Eugene (Yevgeni) Panfilov (Евгений Панфилов; 10 August 1955 – 13 July 2002) was a Russian choreographer.

== Biography ==
Panfilov was born on 10 August 1955 in the small village of Pyatkovo, which was then part of Arkhangelsk Oblast in the Russian SFSR of the Soviet Union. He was one of five sons of a rural schoolteacher. After being expelled from school for behavior issues, he worked in a kolkhoz and later became the director of a rural house of Culture. He then served in the Soviet Group of Forces in Germany, where he saw a showing at the Friedrichstadt-Palast that inspired him to pursue dance. He then briefly studied at the Hetman Petro Sahaidachnyi National Ground Forces Academy after his military service, but returned to the Russian SFSR soon after.

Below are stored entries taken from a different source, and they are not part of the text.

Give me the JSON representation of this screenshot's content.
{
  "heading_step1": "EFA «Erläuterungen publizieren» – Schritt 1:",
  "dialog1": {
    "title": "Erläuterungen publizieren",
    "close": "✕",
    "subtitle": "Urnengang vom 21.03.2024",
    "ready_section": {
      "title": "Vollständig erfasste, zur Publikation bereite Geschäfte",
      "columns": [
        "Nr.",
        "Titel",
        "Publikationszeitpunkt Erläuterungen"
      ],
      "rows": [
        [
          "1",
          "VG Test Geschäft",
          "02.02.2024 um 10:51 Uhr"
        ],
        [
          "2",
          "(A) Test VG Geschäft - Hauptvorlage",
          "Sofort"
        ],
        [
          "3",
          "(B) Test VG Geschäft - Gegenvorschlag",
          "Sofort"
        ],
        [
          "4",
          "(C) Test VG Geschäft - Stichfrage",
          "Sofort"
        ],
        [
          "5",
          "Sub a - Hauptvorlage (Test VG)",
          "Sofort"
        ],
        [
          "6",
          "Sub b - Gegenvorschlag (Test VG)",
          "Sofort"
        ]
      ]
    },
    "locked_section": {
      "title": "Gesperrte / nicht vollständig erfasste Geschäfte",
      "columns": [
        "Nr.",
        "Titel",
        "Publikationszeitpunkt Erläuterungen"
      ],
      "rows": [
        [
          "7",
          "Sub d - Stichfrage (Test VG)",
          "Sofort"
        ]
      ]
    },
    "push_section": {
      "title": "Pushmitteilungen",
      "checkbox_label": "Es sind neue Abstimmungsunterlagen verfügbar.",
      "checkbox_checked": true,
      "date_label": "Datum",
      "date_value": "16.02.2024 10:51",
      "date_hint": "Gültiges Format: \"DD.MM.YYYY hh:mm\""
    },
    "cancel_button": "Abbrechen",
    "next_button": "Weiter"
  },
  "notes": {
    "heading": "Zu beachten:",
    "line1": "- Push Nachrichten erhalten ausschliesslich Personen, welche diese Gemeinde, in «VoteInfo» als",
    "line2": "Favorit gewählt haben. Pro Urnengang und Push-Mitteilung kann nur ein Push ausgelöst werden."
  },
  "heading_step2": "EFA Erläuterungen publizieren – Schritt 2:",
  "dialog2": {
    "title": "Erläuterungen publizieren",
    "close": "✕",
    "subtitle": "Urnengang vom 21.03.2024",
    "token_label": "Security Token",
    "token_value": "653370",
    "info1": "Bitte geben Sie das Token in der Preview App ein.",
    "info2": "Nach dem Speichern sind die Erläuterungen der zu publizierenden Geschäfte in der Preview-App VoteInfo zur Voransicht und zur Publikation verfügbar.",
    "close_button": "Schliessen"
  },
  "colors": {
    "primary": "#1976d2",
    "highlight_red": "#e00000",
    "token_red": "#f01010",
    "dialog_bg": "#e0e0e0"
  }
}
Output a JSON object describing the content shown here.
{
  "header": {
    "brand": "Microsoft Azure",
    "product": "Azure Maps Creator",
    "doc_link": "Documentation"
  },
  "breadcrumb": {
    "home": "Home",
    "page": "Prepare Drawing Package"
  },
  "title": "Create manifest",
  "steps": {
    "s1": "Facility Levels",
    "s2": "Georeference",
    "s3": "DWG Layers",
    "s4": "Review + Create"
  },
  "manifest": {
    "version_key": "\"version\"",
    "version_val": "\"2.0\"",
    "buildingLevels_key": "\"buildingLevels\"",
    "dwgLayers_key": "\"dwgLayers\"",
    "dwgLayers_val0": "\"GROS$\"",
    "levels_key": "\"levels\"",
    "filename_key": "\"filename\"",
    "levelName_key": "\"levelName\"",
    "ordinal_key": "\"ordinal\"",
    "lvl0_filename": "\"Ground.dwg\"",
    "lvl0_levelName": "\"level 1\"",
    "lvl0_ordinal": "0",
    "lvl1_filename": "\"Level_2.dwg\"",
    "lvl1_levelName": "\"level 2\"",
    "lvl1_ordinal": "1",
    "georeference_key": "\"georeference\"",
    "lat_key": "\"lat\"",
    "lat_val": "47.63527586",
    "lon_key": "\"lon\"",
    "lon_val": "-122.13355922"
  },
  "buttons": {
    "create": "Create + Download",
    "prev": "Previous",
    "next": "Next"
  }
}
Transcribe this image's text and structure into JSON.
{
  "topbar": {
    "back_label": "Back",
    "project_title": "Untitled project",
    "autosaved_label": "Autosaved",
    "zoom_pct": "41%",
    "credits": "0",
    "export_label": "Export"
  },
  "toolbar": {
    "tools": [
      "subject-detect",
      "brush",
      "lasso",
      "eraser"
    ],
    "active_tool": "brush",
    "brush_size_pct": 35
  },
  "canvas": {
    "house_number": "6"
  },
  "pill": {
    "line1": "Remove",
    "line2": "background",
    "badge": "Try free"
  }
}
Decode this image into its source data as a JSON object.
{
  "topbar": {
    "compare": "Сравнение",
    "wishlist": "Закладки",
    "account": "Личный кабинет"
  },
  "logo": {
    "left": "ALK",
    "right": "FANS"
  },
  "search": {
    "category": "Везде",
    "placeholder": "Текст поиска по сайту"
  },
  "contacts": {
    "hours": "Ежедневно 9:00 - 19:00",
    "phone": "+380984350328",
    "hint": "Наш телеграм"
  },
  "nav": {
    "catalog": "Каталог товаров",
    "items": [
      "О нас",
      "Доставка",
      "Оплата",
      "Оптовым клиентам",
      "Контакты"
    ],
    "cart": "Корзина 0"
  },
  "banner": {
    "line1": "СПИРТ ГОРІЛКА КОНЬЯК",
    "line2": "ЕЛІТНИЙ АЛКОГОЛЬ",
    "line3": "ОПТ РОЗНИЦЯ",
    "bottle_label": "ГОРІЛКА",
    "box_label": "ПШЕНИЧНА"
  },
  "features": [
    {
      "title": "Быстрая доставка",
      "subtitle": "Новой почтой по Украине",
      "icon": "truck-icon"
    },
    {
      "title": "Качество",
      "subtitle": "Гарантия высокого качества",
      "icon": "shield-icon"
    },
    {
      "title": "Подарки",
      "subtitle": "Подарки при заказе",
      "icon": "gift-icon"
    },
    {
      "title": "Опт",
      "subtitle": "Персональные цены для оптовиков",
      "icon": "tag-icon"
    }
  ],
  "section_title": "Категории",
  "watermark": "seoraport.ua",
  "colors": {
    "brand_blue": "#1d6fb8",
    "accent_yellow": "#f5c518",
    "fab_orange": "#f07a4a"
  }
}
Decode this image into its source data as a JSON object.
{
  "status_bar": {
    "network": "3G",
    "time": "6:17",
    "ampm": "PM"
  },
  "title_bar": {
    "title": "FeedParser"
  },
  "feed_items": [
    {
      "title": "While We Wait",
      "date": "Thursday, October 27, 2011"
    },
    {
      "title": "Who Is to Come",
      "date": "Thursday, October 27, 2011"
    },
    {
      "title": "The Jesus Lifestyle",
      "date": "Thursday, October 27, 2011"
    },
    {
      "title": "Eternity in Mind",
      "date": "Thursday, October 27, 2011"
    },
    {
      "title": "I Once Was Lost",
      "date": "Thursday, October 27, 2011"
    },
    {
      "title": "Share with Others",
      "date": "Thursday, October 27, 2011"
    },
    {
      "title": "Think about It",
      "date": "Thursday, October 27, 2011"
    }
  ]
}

Panfilov was a graduate of the Institute of Culture in Perm and of GITIS, the state theatrical and dance institute in Moscow. His work was a combination of classical ballet and modern dance. He formed his first company, Impulse, in 1981 to explore modern dance. This was followed in 1987 by Experiment, and then in 1994 by the Yevgeny Panfilov Ballet.

His choreography is a mixture of many dance styles performed to music ranging from classical ballet's great composers to modern rock music. His works were often given eclectic titles, "Waltzes for the Dim-witted", for example.

Panfilov visited America in the early '90s where he premiered his work, Lolita.

Panfilov was stabbed to death by a burglar at his home in Perm on 13 July 2002. Soon after, a 23-year-old man from Krasnokamsk was convicted for his murder.

== Big Ballet ==

Panfilov is best known (outside of Russia) as the creator of the Big Ballet, a convention-busting dance company whose female members each have a minimum weight of 17 stones. The troupe's male members are all conventionally slender and athletic dancers.

The troupe was formed in 1994 to prove Panfilov's belief that dancers can be of any size, and not just of the slenderness favoured by professional companies. Being so large also meant that the dancers had little, if any, previous experience of public performance, a further consideration of Panfilov's.

The initial invitation to audition was aimed at teenagers weighing more than twelve stones. Demand for places has forced this hurdle up to seventeen stones. Any dancer falling below this minimum weight has to regain the loss with the help of a nutritionist or be replaced.

The troupe's act consists of parody of ballet along with modern and ethnic dances.